Multiple traditions theory is the concept that the United States has historically been shaped by different political ideologies, such as republicanism, liberalism, or what are known as ascriptive types, which may be based on racist or sexist attitudes in regard to what constitutes Americanism. These different traditions have all combined together to form the American experience, with each having different amounts of influence during different eras, depending on the political zeitgeist of the era.
Alexis de Tocqueville was able to observe these competing political traditions and recognized how they would create conflict. For instance, the tradition of liberalism, which favors equality, was inherently at odds with ascriptive racism during the nineteenth century. At the same time, republicanism favored American expansion, so de Tocqueville was able to see how this would create conflicts between American settlers and Native Americans (De Tocqueville 57). These three political traditions are therefore at the heart of political discourse and policy in the United States, even to this day.
In regard to the political landscape of today, we can see how multiple traditions theory can be applied in regard to which ideology holds power. Trump would represent an ascriptive ideology based on an anti-establishment, anti-corruption platform while also appealing to American nationalism (Cha 84).

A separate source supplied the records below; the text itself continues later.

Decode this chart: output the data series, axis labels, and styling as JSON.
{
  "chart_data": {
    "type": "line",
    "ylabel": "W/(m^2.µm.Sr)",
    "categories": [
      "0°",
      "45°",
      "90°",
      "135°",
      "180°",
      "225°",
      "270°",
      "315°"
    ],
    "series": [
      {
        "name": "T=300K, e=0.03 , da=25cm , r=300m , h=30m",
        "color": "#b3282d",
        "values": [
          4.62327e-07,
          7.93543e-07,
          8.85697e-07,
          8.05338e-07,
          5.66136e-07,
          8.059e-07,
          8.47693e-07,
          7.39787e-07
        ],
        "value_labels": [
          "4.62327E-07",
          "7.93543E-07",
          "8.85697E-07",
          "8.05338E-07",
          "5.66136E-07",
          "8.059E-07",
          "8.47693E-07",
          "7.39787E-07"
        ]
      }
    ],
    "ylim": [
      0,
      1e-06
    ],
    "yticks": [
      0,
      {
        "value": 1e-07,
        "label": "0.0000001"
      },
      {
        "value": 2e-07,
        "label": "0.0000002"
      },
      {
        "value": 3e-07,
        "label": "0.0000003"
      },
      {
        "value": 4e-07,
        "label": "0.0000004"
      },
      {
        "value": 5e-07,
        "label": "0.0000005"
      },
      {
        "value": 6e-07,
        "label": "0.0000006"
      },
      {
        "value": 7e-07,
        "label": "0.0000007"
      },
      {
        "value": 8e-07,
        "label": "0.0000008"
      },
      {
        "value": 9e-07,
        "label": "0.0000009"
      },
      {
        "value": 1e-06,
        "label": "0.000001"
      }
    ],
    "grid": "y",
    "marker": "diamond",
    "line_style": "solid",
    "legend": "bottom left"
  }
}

This would be in contrast to liberalism, as embodied by the Democratic party, and traditional republicanism. Even though Trump ran as a Republican, he was largely rejected by Republican leaders, including the most recent Republican president before him, George W. Bush (Jacobson 37). Ideologically speaking, Trump is much closer to an ascriptive ideology rather than sharing the values of republicanism as embodied by the Republican party. This shift is also the result of what has been deemed by many as mediocre or ineffective government in the most recent administrations, due to a fairly stagnant economy, which compelled Americans to pursue a new tradition.
- Cha, Taesuh. “The Return of Jacksonianism: the International Implications of the Trump Phenomenon.” The Washington Quarterly 39.4 (2016): 83-97.
- De Tocqueville, Alexis. Democracy in America. Regnery Publishing, 2003.
- Jacobson, Gary C. “The Triumph of polarized partisanship in 2016: Donald Trump’s improbable victory.” Political Science Quarterly 132.1 (2017): 9-42.